Arquitetura aberta – O fim da pandemia, que veio de fato apenas em 2022, somado aos efeitos da regulação que flexibilizou a arquitetura de gestão dos investimentos das seguradoras, foram as alavancas para o crescimento desse segmento, avalia Victor Bernardes, diretor da área de vida e previdência na Sul América. “Antes da mudança regulatória, as butiques de investimento criticavam o fato de a Susep ser super restritiva e de as seguradoras só poderem fazer sua gestão dentro de casa”, diz. Como as alocações ficavam 95% concentradas em renda fixa, as entidades não eram consideradas importantes para os gestores.
Com a nova legislação (Resolução CMN 4444) isso mudou e hoje há uma infinidade de estratégias e produtos disponíveis, o que ajudou a tirar a imagem negativa de uma alocação super conservadora. “A alta da Selic gerou um fluxo grande para a renda fixa, mas ainda assim há estratégias de renda fixa que dão retornos além do CDI, o que aproxima mais a previdência do mundo”, afirma Bernardes.
Na Sul América, as gestoras externas respondem por aproximadamente 20% do AUM. A maior parte dos ativos, portanto, é investida com a bandeira da instituição, um ponto que os corretores aproveitam para vender a marca nas duas pontas. “Nós não somos um ”shopping de fundos” como outras seguradoras, não sobrepomos estratégias”, diz.

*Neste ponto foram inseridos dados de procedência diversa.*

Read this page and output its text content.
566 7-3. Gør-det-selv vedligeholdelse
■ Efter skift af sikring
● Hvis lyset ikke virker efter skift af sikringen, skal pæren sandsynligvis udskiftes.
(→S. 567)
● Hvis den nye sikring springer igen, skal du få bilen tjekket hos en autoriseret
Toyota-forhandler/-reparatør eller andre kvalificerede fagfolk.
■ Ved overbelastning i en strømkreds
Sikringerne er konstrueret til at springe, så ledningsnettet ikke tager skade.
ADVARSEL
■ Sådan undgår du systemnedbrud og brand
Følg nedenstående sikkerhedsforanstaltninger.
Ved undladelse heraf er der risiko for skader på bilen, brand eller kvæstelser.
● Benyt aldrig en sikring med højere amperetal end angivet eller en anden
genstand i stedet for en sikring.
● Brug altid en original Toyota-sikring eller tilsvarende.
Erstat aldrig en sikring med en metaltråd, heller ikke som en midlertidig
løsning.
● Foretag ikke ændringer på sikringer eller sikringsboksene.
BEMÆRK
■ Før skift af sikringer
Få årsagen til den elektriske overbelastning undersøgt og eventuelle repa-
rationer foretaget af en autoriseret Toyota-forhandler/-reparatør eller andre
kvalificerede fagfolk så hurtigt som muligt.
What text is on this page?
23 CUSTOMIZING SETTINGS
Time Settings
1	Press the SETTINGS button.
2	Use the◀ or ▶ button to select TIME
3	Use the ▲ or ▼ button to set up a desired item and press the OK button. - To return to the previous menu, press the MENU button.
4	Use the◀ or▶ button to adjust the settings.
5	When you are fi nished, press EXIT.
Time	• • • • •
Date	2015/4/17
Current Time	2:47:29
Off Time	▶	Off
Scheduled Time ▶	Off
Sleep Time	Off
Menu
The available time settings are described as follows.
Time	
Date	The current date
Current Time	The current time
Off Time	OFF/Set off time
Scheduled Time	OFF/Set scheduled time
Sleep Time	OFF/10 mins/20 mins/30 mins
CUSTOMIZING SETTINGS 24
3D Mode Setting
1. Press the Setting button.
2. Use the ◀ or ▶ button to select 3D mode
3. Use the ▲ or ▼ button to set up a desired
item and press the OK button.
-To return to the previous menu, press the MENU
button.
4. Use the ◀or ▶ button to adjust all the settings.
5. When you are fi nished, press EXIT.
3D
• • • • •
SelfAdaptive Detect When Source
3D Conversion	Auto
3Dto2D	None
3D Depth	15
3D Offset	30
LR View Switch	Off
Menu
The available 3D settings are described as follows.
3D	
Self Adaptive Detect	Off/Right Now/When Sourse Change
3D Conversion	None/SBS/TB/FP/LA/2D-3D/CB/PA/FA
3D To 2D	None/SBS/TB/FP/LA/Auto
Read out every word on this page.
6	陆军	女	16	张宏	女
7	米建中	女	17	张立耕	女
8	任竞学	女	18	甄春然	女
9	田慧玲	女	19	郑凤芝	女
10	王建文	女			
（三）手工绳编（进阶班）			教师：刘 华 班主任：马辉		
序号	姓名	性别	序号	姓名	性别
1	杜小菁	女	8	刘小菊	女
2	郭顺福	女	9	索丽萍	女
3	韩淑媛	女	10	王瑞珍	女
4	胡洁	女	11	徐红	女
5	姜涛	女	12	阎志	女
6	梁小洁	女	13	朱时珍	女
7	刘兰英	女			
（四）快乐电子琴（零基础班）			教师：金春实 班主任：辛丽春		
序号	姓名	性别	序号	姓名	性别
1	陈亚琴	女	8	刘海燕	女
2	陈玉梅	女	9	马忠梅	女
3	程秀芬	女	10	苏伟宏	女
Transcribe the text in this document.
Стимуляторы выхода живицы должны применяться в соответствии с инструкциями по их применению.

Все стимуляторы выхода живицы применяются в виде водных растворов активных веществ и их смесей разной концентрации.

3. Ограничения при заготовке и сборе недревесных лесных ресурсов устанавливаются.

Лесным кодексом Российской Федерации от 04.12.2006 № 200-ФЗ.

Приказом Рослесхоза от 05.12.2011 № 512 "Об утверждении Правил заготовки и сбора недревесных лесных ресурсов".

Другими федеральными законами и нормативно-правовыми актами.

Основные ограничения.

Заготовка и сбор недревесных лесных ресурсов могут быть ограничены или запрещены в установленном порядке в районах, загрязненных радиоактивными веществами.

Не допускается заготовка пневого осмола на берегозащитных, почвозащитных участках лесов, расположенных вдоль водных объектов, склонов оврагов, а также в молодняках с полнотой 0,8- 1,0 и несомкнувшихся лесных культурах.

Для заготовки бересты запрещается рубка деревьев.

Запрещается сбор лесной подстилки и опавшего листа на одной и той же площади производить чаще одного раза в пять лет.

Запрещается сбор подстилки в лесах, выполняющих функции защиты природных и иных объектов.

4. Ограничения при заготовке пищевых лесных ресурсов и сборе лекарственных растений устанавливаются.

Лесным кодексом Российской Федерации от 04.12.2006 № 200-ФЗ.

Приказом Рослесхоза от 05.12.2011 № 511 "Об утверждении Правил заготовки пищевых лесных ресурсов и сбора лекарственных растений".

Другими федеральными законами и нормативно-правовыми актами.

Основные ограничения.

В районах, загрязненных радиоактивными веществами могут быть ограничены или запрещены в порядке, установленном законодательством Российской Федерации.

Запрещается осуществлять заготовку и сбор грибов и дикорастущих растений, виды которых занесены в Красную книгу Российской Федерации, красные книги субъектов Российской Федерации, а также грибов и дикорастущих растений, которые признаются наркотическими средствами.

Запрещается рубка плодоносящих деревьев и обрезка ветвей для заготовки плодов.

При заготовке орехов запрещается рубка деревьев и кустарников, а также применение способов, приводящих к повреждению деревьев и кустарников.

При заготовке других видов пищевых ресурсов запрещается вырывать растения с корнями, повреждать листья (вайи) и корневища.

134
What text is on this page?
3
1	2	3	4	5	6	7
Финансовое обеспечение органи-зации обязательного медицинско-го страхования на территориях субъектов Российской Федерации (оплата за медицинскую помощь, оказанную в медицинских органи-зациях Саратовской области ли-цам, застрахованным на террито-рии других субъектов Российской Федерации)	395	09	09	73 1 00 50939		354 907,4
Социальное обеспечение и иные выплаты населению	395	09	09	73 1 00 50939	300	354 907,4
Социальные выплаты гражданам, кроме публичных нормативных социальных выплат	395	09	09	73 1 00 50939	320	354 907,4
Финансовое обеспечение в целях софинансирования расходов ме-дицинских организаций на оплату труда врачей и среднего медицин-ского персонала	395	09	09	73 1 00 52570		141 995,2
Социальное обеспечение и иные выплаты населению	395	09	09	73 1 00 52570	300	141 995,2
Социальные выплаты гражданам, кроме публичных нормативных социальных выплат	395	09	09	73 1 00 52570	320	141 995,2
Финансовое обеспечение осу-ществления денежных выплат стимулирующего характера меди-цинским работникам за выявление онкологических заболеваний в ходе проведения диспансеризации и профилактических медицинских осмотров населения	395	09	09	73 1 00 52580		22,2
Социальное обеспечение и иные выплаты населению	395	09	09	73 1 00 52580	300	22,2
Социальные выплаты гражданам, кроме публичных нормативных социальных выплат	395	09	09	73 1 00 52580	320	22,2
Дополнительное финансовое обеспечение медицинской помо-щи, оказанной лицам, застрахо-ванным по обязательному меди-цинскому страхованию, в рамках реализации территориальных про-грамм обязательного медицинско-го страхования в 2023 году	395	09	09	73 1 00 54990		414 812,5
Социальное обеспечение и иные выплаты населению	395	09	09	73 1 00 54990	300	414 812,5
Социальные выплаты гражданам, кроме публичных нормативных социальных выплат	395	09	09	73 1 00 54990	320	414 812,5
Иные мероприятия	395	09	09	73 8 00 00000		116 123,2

A carteira ainda é pequena- R$ 10 bilhões em ativos sob gestão entre VGBL e PGBL – mas tem tido captação acima da média do mercado, diz Bernardes. “Enquanto a captação dos VGBL no mercado cresceu 16% até julho, nós tivemos quase 18% em comparação ao mesmo período do ano passado”, observa.
O fator que pode trazer volatilidade expressiva ao mercado é a tributação dos fundos exclusivos. “Mas se isso avançar de fato, boa parte do volume aplicado nesses fundos deverá ter um endereçamento para a previdência, o que será um indicador relevante porque o total alocado em exclusivos hoje representa metade do mercado de previdência”, afirma.